Keine Miete zahlen zu müssen ist natürlich schon schick. Andererseits braucht man ja für so ein Haus auch seine Reserven, da früher oder später ja was dran gemacht werden muss.
Ganz zu Hause hocken würd ich gar nicht haben wollen. Aber 50% weniger Arbeitszeit fänd ich sehr toll.
 
Also ich denke jeder darf Angst vor dem Tod haben oder auch nicht.

Jeder darf sein Leben füllen oder es leer lassen.

Manche Menschen entwickeln so eine Art Todessehnsucht, warum auch immer , andere entwickeln so eine Art Lebenshunger, warum auch immer.

Was ich aber gemerkt habe ist, die wenigsten Probleme und Sorgen haben die , die den Weg der "goldenen Mitte" gehen, keinem anderen was neiden, friedlich sind und zufrieden.

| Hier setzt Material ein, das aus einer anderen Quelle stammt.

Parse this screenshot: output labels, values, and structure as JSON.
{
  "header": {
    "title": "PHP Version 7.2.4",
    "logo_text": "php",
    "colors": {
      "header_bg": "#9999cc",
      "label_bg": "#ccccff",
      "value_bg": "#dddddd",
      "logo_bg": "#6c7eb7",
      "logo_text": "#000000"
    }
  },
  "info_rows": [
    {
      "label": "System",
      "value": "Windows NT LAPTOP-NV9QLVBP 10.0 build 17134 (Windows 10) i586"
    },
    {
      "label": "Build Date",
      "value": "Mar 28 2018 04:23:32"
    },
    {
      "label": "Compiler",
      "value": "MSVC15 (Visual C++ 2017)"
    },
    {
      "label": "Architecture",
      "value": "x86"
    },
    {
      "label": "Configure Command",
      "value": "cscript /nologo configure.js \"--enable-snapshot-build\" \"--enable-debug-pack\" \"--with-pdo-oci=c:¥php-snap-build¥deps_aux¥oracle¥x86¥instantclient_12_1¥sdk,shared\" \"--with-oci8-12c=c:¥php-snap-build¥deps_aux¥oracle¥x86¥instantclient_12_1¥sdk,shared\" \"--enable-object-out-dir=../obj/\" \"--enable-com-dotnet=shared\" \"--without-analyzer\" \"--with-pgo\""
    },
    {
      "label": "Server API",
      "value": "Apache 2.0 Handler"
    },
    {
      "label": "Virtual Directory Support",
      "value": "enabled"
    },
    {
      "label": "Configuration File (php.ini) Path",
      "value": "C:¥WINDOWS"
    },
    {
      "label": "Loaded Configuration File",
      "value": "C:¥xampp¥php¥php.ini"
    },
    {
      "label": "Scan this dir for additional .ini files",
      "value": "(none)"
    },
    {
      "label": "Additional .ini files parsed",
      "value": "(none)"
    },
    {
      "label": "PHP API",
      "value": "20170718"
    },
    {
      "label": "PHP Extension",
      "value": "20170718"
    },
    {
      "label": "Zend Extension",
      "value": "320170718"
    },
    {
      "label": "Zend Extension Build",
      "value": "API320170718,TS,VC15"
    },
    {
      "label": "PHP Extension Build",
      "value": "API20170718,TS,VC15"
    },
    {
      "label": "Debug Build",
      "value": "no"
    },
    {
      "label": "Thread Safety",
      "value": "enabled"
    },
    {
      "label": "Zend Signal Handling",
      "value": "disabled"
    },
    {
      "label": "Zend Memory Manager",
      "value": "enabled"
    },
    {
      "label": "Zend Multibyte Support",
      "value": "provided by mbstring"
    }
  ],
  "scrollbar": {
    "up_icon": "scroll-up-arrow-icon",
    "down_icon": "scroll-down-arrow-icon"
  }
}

Lebensmut kann ein Mensch aus vielem schöpfen, genauso wie nihilistische Gedanken.
 
In den letzten zwei Tagen ist mir leider wieder klargeworden, wie wenig ich eigentlich am Leben hänge. Der einzige Zweck scheint nur darin zu bestehen, irgendwie über die Runden zu kommen. So etwas lohnt sich meiner Meinung einfach nicht.
Warum kann ich nicht sterben?
Es wird ja noch nicht einmal besonders viele Menschen geben, die um mich trauern würden.
Im Prinzip reicht mir das, was ich so erlebt habe. Was jetzt kommt, ist einfach nur ungewiss und das macht mir Angst. Ja, ich habe mehr Angst vor dem Leben, als vor dem Tod.